La mariée baissait deux grands yeux noirs qui n’étaient pas faits pour regarder en dessous ; tout ce qu’on lui disait, et même les choses indifférentes, la faisaient sourire et rougir.

La gravité préside au commencement du repas : c’est le caractère de la nation ; mais à mesure que les outres disposées autour de la table se désenflent, les physionomies deviennent moins sérieuses.

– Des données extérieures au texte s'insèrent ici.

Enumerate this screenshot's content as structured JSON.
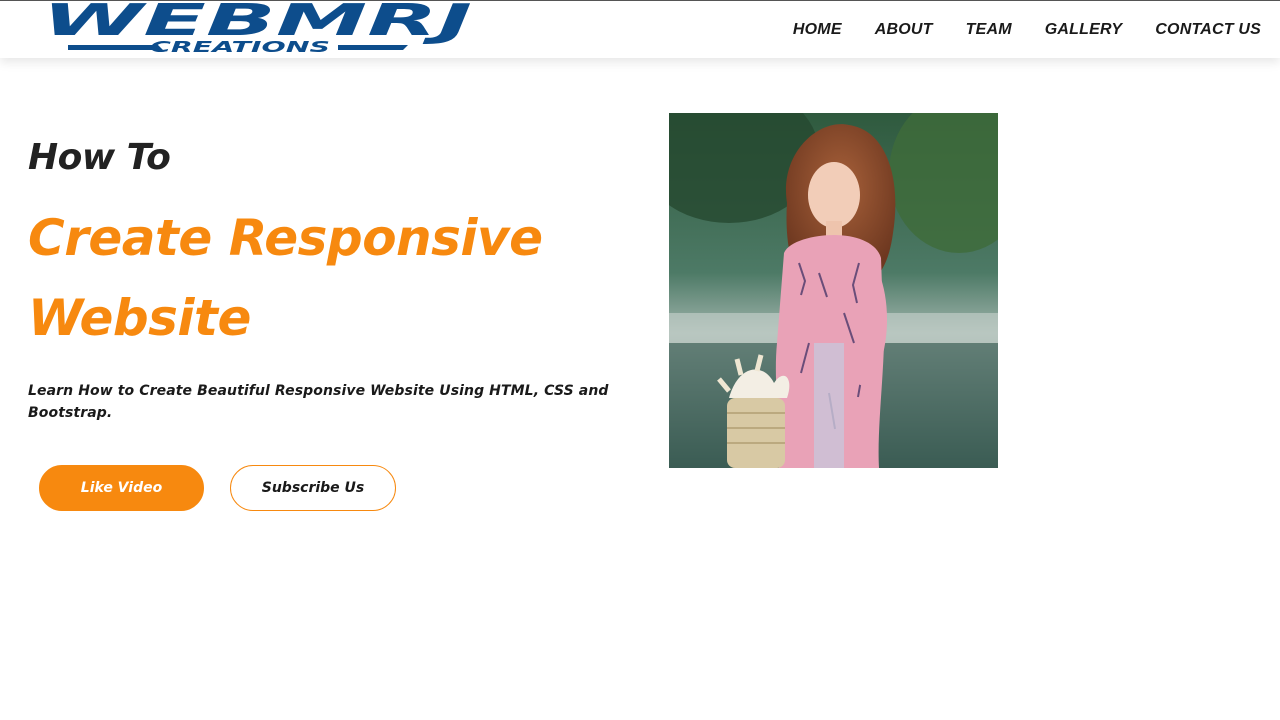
{
  "brand": {
    "logo_main": "WEBMRJ",
    "logo_sub": "CREATIONS",
    "logo_color": "#0d4d8c"
  },
  "nav": {
    "items": [
      {
        "label": "HOME"
      },
      {
        "label": "ABOUT"
      },
      {
        "label": "TEAM"
      },
      {
        "label": "GALLERY"
      },
      {
        "label": "CONTACT US"
      }
    ]
  },
  "hero": {
    "eyebrow": "How To",
    "title_line1": "Create Responsive",
    "title_line2": "Website",
    "subtitle": "Learn How to Create Beautiful Responsive Website Using HTML, CSS and Bootstrap.",
    "primary_button": "Like Video",
    "secondary_button": "Subscribe Us",
    "image_icon": "woman-photo"
  },
  "colors": {
    "accent": "#f7890f",
    "text_dark": "#222222",
    "brand_blue": "#0d4d8c"
  }
}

On commençait à s’animer, quand tout à coup les poëtes improvisateurs de la contrée paraissent autour de la table. Ce sont des aveugles qui chantent les couplets suivants, en s’accompagnant de leurs guitares :


Marcos a dit à Louise :
Veux-tu mon cœur et ma foi ?
Elle a répondu : Suis-moi,
Nous parlerons à l’église.
Là, de la bouche et des yeux,
Ils se sont juré tous deux
Une flamme vive et pure :
Si vous êtes curieux
De voir des époux heureux,
Venez en Estrémadure.


Louise est sage, elle est belle,
Marcos a bien des jaloux ;
Mais il les désarme tous
En se montrant digne d’elle ;
Et tout ici, d’une voix,
Applaudissant à leur choix,
Vante une flamme aussi pure :
Si vous êtes curieux
De voir des époux heureux,
Venez en Estrémadure.

D’une douce sympathie,
Comme leurs cœurs sont unis !
Leurs troupeaux sont réunis
Dans la même bergerie ;
Leurs peines et leurs plaisirs,
Leurs soins, leurs vœux, leurs désirs
Suivent la même mesure :
Si vous êtes curieux
De voir des époux heureux,
Venez en Estrémadure.


Pendant qu’on écoutait ces chansons aussi simples que ceux pour qui elles semblaient être faites, tous les valets de la ferme n’étant plus nécessaires au service, s’assemblaient gaiement pour manger les reliefs du repas ; mêlés avec des Égyptiens et des Égyptiennes appelés pour augmenter le plaisir de la fête, ils formaient sous les arbres de l’avenue des groupes aussi agissants que variés, et embellissaient notre perspective.

Biondetta cherchait continuellement mes regards, et les forçait à se porter vers ces objets dont elle paraissait agréablement occupée, semblant me reprocher de ne point partager avec elle tout l’amusement qu’ils lui procuraient.


  1. Voir la note à la fin du volume.